Durant des heures, elle laissa courir sur le piano ses doigts diaphanes, ses longs doigts de musicienne et qui déjà, gardaient la trace des morsures de l’aiguille. Puis, lasse, elle monta à sa chambre, se dévêtit, se coucha.

Et sur la blancheur de l’oreiller, des larmes, en tombant, firent de petits ronds bleus.

* * *

— Ma foi, Monsieur Hubert, on dirait d’un vrai monsieur de la ville. Vous allez tourner la tête à toutes les petites filles, dit Taillon, en riant largement, ce qui faisait ressortir davantage les trous noirs que l’absence de dents creusait dans sa bouche.

— Tu crois ?

— J’en suis sûr. C’est-y le temps d’atteler ?

— Oui.

En effet, Hubert Desroches ce soir-là, portait beau parce que dans son regard, il y avait la détermination de ceux qui partent pour une conquête, et ne doutent pas d’eux-mêmes.

La foule envahit les vérandas, les pelouses, les salons.

Seuls quelques couples s’attardent dans la salle à manger d’où parviennent, assourdis, les accords de l’orchestre.

Le soleil, en s’abîmant, ensanglante le lac que des canots sillonnent. Il en sort des éclats de rire, des bribes de chansons, et, parfois, très faibles, des bruits de baisers. Dans un espace aménagé à cet effet, des autos sont parqués. Il y en a de toutes marques, de toutes catégories, depuis le Chevrolet et le Ford, jusqu’au Lincoln, au Packard, au Rolls-Royce.

Plus loin, face à face, à une immense barre que soutiennent des piliers, des chevaux stationnent, la tête basse, mornes, paisibles par l’habitude qu’ils ont des attentes prolongées.

* * *

Le jour baisse de plus en plus. Des lueurs de tantôt, qui, par-delà les montagnes violettes barraient l’horizon de pourpre et d’orange, aucunes ne subsistent. La noirceur submerge la terre.

Mais bientôt des lanternes innombrables lui livrent assaut, la transpercent, la chassent. Les taillis, les bosquets, les arbres, les galeries s’illuminent de rouge, de bleu, de vert, des pétards éclatent, des fusées trouent l’air en sifflant, et des pluies de lumière tombent du ciel noir. Le feu d’artifice bat son plein.

Après que la dernière gerbe de feu eut fini de monter, les invités font irruption dans la grande salle de l’annexe. Suzanne, perdue dans cette foule, suit son frère qu’elle tient par le bras. Elle cherche, parmi tant d’inconnus, celui pour lequel elle est venue, et ne le trouve pas. Des hommes au passage, jette sur elle des regards lourds de désirs. Certains, trop insistants, la font rougir, effarouchent sa pudeur.

L’orchestre attaque un air de valse. Le frou frou des robes, le frottement des souliers sur le parquet ciré accompagnent en sourdine la voix des violons et des cuivres.

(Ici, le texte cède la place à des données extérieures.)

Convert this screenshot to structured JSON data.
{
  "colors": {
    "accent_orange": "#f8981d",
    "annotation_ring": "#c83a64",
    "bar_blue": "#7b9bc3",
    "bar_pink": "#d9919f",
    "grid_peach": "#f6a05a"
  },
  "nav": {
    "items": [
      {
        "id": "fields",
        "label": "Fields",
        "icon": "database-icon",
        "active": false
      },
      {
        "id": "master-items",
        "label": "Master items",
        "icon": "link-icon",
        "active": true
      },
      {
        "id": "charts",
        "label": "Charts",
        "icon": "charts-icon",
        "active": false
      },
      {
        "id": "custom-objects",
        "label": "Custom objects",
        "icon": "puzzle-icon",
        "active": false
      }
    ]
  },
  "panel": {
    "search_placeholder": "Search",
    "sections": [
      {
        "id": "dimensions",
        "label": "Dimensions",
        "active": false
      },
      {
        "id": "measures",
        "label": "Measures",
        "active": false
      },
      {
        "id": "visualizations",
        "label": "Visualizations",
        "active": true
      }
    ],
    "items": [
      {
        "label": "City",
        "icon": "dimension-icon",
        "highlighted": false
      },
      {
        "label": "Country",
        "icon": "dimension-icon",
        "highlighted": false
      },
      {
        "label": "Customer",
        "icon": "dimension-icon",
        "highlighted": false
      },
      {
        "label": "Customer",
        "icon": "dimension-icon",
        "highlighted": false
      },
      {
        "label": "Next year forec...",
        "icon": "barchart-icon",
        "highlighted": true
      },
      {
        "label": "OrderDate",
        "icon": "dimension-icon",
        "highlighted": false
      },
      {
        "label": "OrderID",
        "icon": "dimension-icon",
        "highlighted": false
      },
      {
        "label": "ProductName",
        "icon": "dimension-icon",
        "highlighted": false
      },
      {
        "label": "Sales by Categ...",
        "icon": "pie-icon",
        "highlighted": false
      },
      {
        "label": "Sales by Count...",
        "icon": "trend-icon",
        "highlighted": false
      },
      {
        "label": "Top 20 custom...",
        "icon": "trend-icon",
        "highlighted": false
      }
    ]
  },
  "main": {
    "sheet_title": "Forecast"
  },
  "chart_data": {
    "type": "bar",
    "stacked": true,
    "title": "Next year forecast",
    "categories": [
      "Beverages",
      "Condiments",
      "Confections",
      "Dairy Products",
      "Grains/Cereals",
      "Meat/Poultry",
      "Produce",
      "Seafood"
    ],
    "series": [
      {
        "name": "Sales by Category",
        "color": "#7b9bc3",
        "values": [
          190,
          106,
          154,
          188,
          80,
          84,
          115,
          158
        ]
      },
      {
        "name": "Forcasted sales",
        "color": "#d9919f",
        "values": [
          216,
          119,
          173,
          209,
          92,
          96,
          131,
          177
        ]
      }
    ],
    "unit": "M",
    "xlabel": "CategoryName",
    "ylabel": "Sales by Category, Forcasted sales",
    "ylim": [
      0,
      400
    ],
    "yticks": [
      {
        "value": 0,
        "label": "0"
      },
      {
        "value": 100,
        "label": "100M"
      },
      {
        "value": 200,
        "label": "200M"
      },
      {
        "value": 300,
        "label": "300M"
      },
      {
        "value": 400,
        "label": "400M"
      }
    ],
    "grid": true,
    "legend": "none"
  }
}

Hommes, femmes, jeunes gens, jeunes filles, enlacés par couples, évoluent dans la pièce.

Au fond de la salle, un escalier monumental conduit à une galerie en forme de jubé.

Suzanne y entraîne Ernest.

Les deux mains appuyées à la balustrade, les yeux agrandis, elle regarde.

Tout à coup, elle tressaille.

C’est lui, c’est bien lui là-bas, qui danse éperdument, la figure épanouie de bonheur. Elle observe sa compagne ; elle la détaille, elle admire sa grâce, sa souplesse, son élégance.

Et de la voir tout près de Fabien, de constater que sa joue frôle presque sa joue, lui cause une sensation de douleur, un serrement à la gorge et comme une sorte d’étourdissement.

Elle reconnaît la jeune fille entrevue cet après-midi. Une tristesse l’envahit de songer qu’elle est si belle, si riche, si instruite.

Elle, pauvre fille des champs, n’a pour trésor que sa jeunesse, et dans sa poitrine un cœur qui bat bien fort, un cœur capable de tous les dévouements.

Pourquoi n’est-elle pas demeurée à la maison ? Ses illusions, ses chères illusions tant caressées seraient intactes. S’il n’y avait pas tant de monde, elle pleurerait.

Deux jeunes gens que des libations trop copieuses ont éméchés, la dévisagent sans vergogne.

— Vous ne dansez pas la belle, dit l’un d’eux.

Elle ne répond rien et ses épaules frissonnent dans un mouvement instinctif de répulsion.

L’autre s’enhardit, essaie de lui prendre la main.

Épeurée, elle se retourne. Où donc est son frère ? Elle l’aperçoit plus loin, veut l’appeler, hésite, puis n’ose, de crainte d’un scandale.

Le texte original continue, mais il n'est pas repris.